Fondazione Hermann Hesse Montagnola
Nobel Prize
The great opus of Hesse's old age, The Glass Bead Game, had to be published in Switzerland in 1943; it was undesired in Germany. Only in 1946 was Hesse allowed to again publish in Germany.

In a letter to Erich Kahler, Thomas Mann wrote about The Glass Bead Game:
«It is one of the few things that our beaten-up and battered time has to offer that is courageous and of an individual and great conception.»

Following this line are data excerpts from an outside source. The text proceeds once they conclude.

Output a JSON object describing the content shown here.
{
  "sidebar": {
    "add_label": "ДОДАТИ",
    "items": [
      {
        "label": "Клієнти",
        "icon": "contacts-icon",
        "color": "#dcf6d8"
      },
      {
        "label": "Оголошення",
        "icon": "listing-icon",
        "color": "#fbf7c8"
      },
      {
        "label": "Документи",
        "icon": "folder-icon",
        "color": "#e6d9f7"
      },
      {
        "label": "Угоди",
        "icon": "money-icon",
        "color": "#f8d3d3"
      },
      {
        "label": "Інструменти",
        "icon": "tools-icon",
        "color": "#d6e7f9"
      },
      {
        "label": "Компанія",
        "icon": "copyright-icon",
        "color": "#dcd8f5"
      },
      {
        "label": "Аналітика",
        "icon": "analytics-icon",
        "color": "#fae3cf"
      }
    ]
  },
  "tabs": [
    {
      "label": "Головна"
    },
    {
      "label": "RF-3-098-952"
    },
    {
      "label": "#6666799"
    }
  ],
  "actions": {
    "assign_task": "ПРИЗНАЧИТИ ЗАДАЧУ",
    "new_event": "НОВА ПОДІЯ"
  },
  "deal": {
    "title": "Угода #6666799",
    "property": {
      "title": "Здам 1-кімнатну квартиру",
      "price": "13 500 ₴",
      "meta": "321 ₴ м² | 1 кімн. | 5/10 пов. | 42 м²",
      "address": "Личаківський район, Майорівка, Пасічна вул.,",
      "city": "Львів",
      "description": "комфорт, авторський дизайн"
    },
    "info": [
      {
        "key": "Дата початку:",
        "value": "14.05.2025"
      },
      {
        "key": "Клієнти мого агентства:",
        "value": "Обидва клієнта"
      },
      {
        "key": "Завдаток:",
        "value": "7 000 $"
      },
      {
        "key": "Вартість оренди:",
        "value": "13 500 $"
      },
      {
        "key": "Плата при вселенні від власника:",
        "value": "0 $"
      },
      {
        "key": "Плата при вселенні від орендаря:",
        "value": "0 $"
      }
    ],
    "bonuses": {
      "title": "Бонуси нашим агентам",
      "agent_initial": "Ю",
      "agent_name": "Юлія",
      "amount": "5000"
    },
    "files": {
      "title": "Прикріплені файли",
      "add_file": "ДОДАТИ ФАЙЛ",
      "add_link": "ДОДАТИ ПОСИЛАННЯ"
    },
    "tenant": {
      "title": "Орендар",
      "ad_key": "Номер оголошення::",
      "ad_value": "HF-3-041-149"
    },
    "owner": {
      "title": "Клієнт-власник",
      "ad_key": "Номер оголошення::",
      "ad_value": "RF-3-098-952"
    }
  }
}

Again it was Thomas Mann who proposed, indeed several times, his friend and fellow-writer for Nobelpreis . When the prize was attributed to him in November 1946, Hesse's reaction was reluctant. He had already retreated in October for a cure in Marin, in the French-speaking part of Switzerland. The Swiss Ambassador to Sweden accepted the prize for Hesse. The Nobel Prize created an avalanche of public interest; indeed, the post office in Montagnola even had to acquire a pushcart in order to transport the letters and parcels to the Casa Rossa!

Unimpressed, Hermann Hesse writes on January 6, 1947 to Richard Matzig:
«I am an old and sick man, and the world has got the idea into its head, to stone me to death with prizes, congratulations, dissertations and letters. There is nothing to be done to prevent it, but those that do it, shouldn't expect the victim to be grateful.»